What you need to know
| Decision point | What to do |
|---|---|
| Pulse present | If the patient has a pulse but is not breathing normally, provide rescue breathing or bag-mask ventilation and activate emergency response. |
| Reassess | Check pulse and breathing repeatedly. A patient can lose the pulse quickly if ventilation and oxygenation fail. |
| Opioids | Naloxone is useful when opioid overdose is suspected, but airway and ventilation support remain essential. |
| Escalation | If no pulse is found, switch immediately to CPR and AED/defibrillator use. |
How this shows up on BLS/ACLS questions
BLS and ACLS items usually test priority. Read the patient state first: age, pulse status, breathing status, rhythm, stability, and number of rescuers. Then choose the action that protects perfusion, oxygenation, defibrillation timing, or the correct algorithm branch. If an answer sounds advanced but delays CPR, shock delivery, ventilation, or an urgent stability intervention, it is usually a distractor.
Scenario anchor
A patient is cyanotic, has slow gasping respirations, and has a carotid pulse. Give ventilations, call for help, prepare naloxone if opioid exposure is suspected, and reassess the pulse.
Common traps
- Starting compressions when a definite pulse is present and perfusion is adequate.

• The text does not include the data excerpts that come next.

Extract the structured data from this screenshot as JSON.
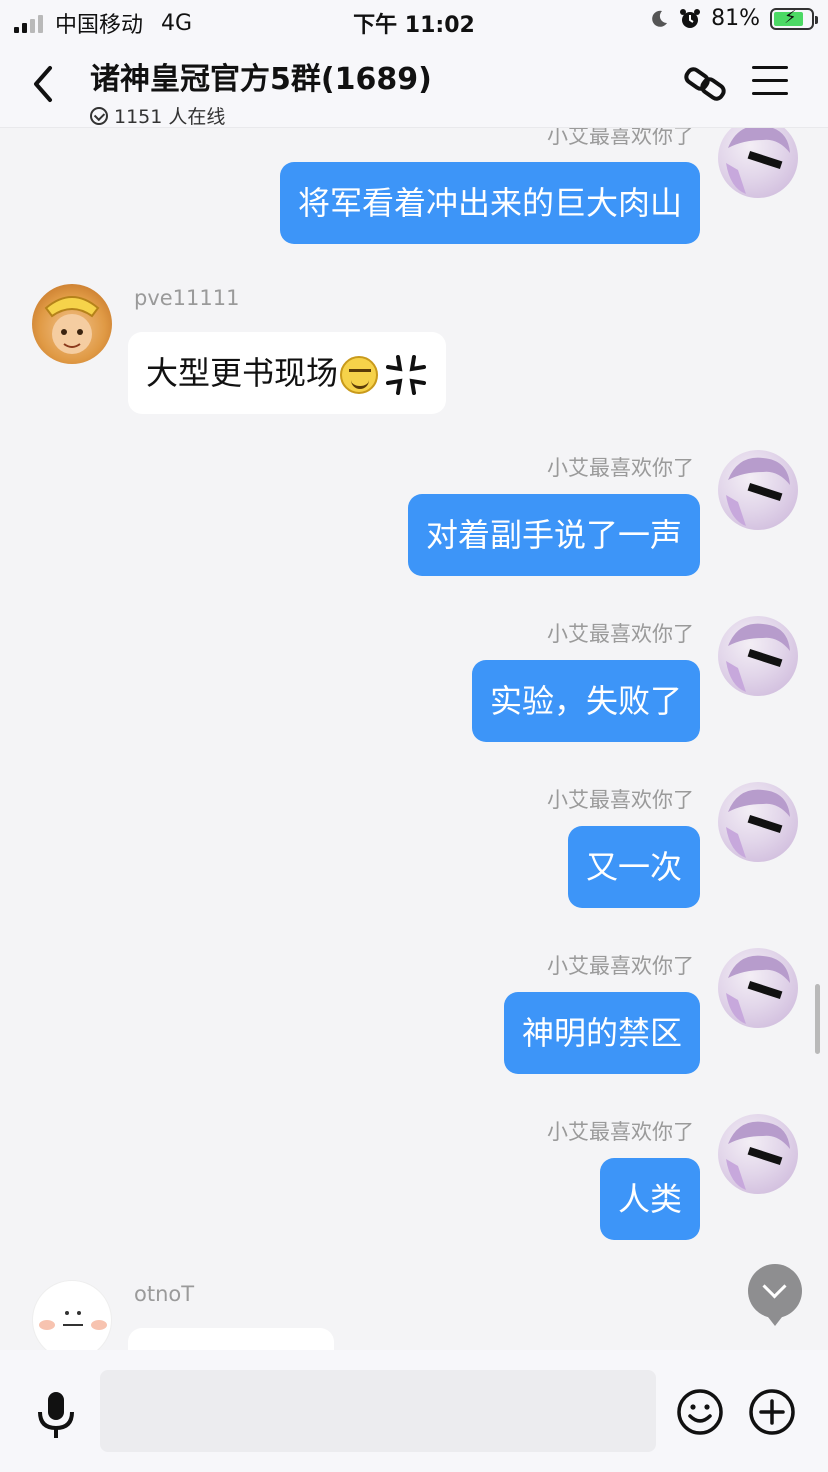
{
  "status_bar": {
    "carrier": "中国移动",
    "network": "4G",
    "time": "下午 11:02",
    "battery": "81%",
    "battery_level": 0.81
  },
  "header": {
    "title": "诸神皇冠官方5群(1689)",
    "online": "1151 人在线"
  },
  "messages": [
    {
      "direction": "out",
      "sender": "小艾最喜欢你了",
      "text": "将军看着冲出来的巨大肉山"
    },
    {
      "direction": "in",
      "sender": "pve11111",
      "text": "大型更书现场"
    },
    {
      "direction": "out",
      "sender": "小艾最喜欢你了",
      "text": "对着副手说了一声"
    },
    {
      "direction": "out",
      "sender": "小艾最喜欢你了",
      "text": "实验，失败了"
    },
    {
      "direction": "out",
      "sender": "小艾最喜欢你了",
      "text": "又一次"
    },
    {
      "direction": "out",
      "sender": "小艾最喜欢你了",
      "text": "神明的禁区"
    },
    {
      "direction": "out",
      "sender": "小艾最喜欢你了",
      "text": "人类"
    },
    {
      "direction": "in",
      "sender": "otnoT",
      "text": ""
    }
  ],
  "icons": {
    "back": "chevron-left-icon",
    "link": "link-icon",
    "menu": "menu-icon",
    "mic": "microphone-icon",
    "emoji": "smiley-icon",
    "add": "plus-icon",
    "scroll_down": "chevron-down-icon"
  },
  "colors": {
    "outgoing_bubble": "#3d95f8",
    "incoming_bubble": "#ffffff",
    "background": "#f4f4f6"
  }
}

- Giving naloxone and walking away.
- Failing to reassess until the patient becomes pulseless.
Study action
Write this section as a one-line rule in your own words, then test it with mixed questions from the BLS/ACLS practice bank. Do not review only the matching topic. Mix it with nearby branches so you can tell when the rule applies and when it does not. For example, compare respiratory arrest with a pulse against pulseless arrest, or compare unstable tachycardia against VF/pVT arrest. The exam rewards that discrimination more than memorizing isolated facts.